Sementara Shibuya justru terjadi peningkatan jadi 107 orang, naik, 18 orang dibandingkan jumlah di tahun sebelumnya.
Sedangkan Shinjuku berjumlah 97 gelandangan naik 27 orang dibanding tahun 2015.
Sama seperti yang dijelaskan Hifumi, pejabat dalam laporan The Japan Times mengatakan kalau banyak tunawisma yang menolak dukungan atau bantuan dari pemerintah.
Pejabat tersebut juga menambahkan para gelandangan yang memiliki masalah kesehatan mental sulit untuk dijangkau bahkan tak bersedia bicara dengan petugas yang menawarkan dukungan.
Catatan 2016 di Tokyo bahkan jumlah gelandangan sesuai data statistik pemerintah dilaporkan The Japan Times capai angka fantastis yakni 1.473.

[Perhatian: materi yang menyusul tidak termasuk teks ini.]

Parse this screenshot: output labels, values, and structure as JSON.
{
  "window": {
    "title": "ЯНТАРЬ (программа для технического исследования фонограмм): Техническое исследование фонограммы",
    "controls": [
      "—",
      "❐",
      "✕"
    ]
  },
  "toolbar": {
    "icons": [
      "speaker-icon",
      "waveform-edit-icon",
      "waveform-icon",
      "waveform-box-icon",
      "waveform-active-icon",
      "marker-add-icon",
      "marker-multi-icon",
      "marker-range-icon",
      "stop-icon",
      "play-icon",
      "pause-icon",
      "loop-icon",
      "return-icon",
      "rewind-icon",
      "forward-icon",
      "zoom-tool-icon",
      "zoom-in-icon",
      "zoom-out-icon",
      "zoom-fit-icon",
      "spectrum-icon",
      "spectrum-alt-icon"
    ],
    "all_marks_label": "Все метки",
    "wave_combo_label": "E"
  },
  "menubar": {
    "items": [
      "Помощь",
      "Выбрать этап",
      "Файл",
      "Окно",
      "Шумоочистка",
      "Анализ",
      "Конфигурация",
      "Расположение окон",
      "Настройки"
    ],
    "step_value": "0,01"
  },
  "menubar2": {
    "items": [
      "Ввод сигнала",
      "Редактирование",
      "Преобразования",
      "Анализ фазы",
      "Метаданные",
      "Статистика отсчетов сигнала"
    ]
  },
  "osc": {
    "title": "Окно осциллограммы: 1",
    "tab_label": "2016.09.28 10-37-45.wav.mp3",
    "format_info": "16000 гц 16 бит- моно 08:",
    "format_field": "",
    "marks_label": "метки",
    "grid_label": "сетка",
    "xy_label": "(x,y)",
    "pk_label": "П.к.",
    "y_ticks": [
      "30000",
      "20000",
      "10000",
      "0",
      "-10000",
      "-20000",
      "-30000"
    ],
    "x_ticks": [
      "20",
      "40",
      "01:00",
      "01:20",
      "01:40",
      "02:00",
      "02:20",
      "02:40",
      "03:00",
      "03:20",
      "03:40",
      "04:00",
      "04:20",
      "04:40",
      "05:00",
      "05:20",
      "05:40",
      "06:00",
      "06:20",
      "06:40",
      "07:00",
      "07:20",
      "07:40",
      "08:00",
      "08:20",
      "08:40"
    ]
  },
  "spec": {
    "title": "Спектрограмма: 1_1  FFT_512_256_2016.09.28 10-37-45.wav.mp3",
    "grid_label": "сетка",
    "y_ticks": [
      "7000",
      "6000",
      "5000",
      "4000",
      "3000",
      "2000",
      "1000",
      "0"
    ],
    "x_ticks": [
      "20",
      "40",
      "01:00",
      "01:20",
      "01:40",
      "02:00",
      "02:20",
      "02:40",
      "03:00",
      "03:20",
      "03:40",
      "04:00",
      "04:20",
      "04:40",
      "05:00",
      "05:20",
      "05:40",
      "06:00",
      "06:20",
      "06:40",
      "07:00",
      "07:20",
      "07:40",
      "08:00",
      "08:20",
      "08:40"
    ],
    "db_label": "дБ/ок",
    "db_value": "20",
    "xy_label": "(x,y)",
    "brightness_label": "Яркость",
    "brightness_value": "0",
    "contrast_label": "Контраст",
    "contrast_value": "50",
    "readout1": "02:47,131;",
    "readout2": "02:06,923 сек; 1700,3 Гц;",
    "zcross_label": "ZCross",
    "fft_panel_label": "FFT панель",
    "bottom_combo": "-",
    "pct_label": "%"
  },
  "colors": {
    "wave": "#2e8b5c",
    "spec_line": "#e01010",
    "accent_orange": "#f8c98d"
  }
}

Sementara itu masih dari laporan The Japan Times, Kepala Pusat Advokasi dan Penelitian Tunawisma (ARCH) pada tahun 2016 Takuya Kitabatake yang berbasis di Tokyo bahkan menyebut fakta jumlah gelandangan capai angka kebih dari 1.500 orang.
Ia bahkan menyebutkan survei yang dilakukan pemerintah saat itu hanya dilakukan pada siang hari, padahal menurutnya perbedaan angka survei dari siang dan malam sangat signifikan.
Kitabatake, seorang PhD lulusan Institut Teknologi Tokyo dengan tim ARCH melakukan penghitungan tunawisma di Shibuya, Shinjuku dan Toshima tahun 2016.
Hasilnya hampir tiga kali lebih tinggi dari yang dilaporkan oleh pejabat kota.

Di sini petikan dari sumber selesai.